Yeh, Alice
Alice Yeh (née Yook-Lin Gee) was born in Victoria, British Columbia on October 10, 1919. Alice’s mother, Gee Wong Moey, was widowed in the early 1920s and rented rooms in her house to support the family. The house became a hub of activity in Victoria’s Chinese community. For instance, Alice and her friends used the house as a meeting place for a youth forum, which staged dramatic productions and conducted neighbourhood tours in Chinatown to combat negative stereotypes and raise funds for charitable causes. Alice was extremely active in both her community life and work life. She worked for the postal censorship department in Ottawa, Ontario during World War Two, served as a private secretary to the Taiwanese Ambassador to Japan in the early 1950s, and worked as a social worker for the Catholic Children’s Aid Society in Toronto until her retirement. She also led the Young Women’s Guild at the Chinese Presbyterian Church in Toronto, Ontario, and was an organizer for Canadian branches of the Kuomintang (Nationalist) party. At the time of the interview, Alice resided in Etobicoke, Ontario.

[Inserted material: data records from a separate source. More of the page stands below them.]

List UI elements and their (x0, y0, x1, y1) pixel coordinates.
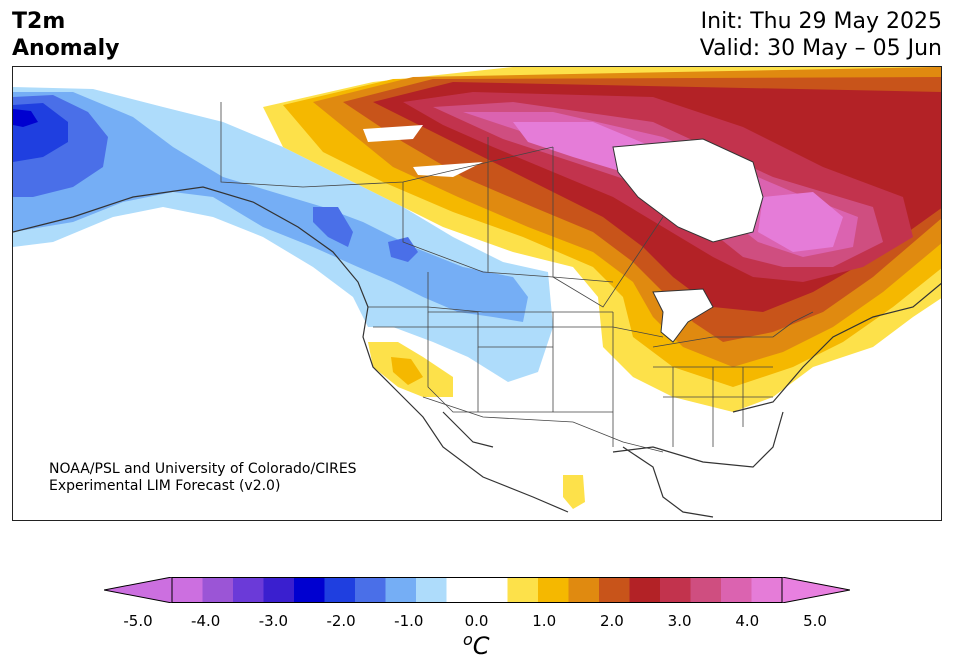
colorbar-segments (172, 577, 783, 603)
colorbar-tick-label: -3.0 (258, 612, 289, 630)
colorbar-tick-label: 3.0 (667, 612, 692, 630)
warm-core-quebec (758, 192, 843, 252)
colorbar-segment (568, 577, 600, 603)
colorbar-tick-label: -1.0 (394, 612, 424, 630)
colorbar-segment (507, 577, 539, 603)
title-line-1: T2m (12, 9, 66, 34)
colorbar-segment (263, 577, 295, 603)
credit-line-1: NOAA/PSL and University of Colorado/CIRE… (49, 461, 357, 477)
cold-region-mid (13, 92, 528, 322)
title-line-2: Anomaly (12, 36, 120, 61)
great-lakes (652, 288, 714, 343)
colorbar-segment (172, 577, 203, 603)
cold-core-ca (388, 237, 418, 262)
coastlines (13, 186, 941, 518)
colorbar-segment (446, 577, 478, 603)
map-canvas (13, 67, 941, 518)
political-borders (220, 102, 814, 453)
colorbar-unit: oC (463, 630, 490, 660)
colorbar-tick-label: 0.0 (464, 612, 489, 630)
colorbar-segment (416, 577, 447, 603)
colorbar-tick-label: -4.0 (191, 612, 221, 630)
colorbar-segment (294, 577, 325, 603)
warm-core-southwest (391, 357, 423, 385)
valid-date: Valid: 30 May – 05 Jun (699, 36, 942, 61)
anomaly-map (12, 66, 942, 521)
cold-core-bc (313, 207, 353, 247)
warm-region-magenta (463, 112, 858, 257)
colorbar-segment (385, 577, 417, 603)
map-title: T2m Anomaly (12, 8, 119, 62)
colorbar-ticks: -5.0 -4.0 -3.0 -2.0 -1.0 0.0 1.0 2.0 3.0 4.0 5.0 (0, 612, 954, 632)
colorbar-segment (751, 577, 783, 603)
colorbar-tick-label: 2.0 (599, 612, 624, 630)
colorbar-segment (233, 577, 264, 603)
colorbar-segment (660, 577, 691, 603)
colorbar-under-arrow (104, 577, 173, 603)
forecast-dates: Init: Thu 29 May 2025 Valid: 30 May – 05… (700, 8, 942, 62)
hudson-bay (612, 138, 764, 243)
credit-line-2: Experimental LIM Forecast (v2.0) (49, 478, 281, 494)
warm-region-mexico (563, 475, 585, 509)
credit-text: NOAA/PSL and University of Colorado/CIRE… (49, 461, 357, 495)
colorbar-segment (690, 577, 722, 603)
colorbar-segment (721, 577, 752, 603)
colorbar-segment (629, 577, 661, 603)
colorbar-segment (202, 577, 234, 603)
colorbar-segment (355, 577, 386, 603)
colorbar-tick-label: -5.0 (123, 612, 153, 630)
colorbar-tick-label: 5.0 (803, 612, 827, 630)
colorbar (104, 577, 850, 603)
colorbar-tick-label: -2.0 (326, 612, 356, 630)
cold-core-deep (13, 109, 38, 127)
colorbar-segment (324, 577, 356, 603)
init-date: Init: Thu 29 May 2025 (700, 9, 942, 34)
colorbar-segment (477, 577, 508, 603)
colorbar-segment (538, 577, 569, 603)
arctic-island-lakes (363, 125, 483, 177)
colorbar-tick-label: 4.0 (735, 612, 760, 630)
colorbar-segment (599, 577, 630, 603)
colorbar-over-arrow (781, 577, 850, 603)
colorbar-frame (171, 577, 783, 603)
colorbar-tick-label: 1.0 (532, 612, 557, 630)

In the late 1930s, Alice Yeh helped to form the Chinese Canadian Youth form, whose aim was to promote better relations between Chinese Canadians and non-Chinese Canadians. The founding members of the group included: Dora Hope, Bessie Hope, Douglas Jung, Ying Hope, May Ngai, and Joan Louie. The group wrote and staged Chinese dramas for non-Chinese audiences, also raising funds for charitable causes. They borrowed costumes from a Cantonese Opera Troupe and hired a professional choreographer to assist with their productions. Alice claims that mainstream Canadian society viewed Chinese culture with suspicion because of negative Hollywood stereotypes. These plays were designed to dispel the myth of ‘cloak and dagger’ Chinese culture and replace it with positive images.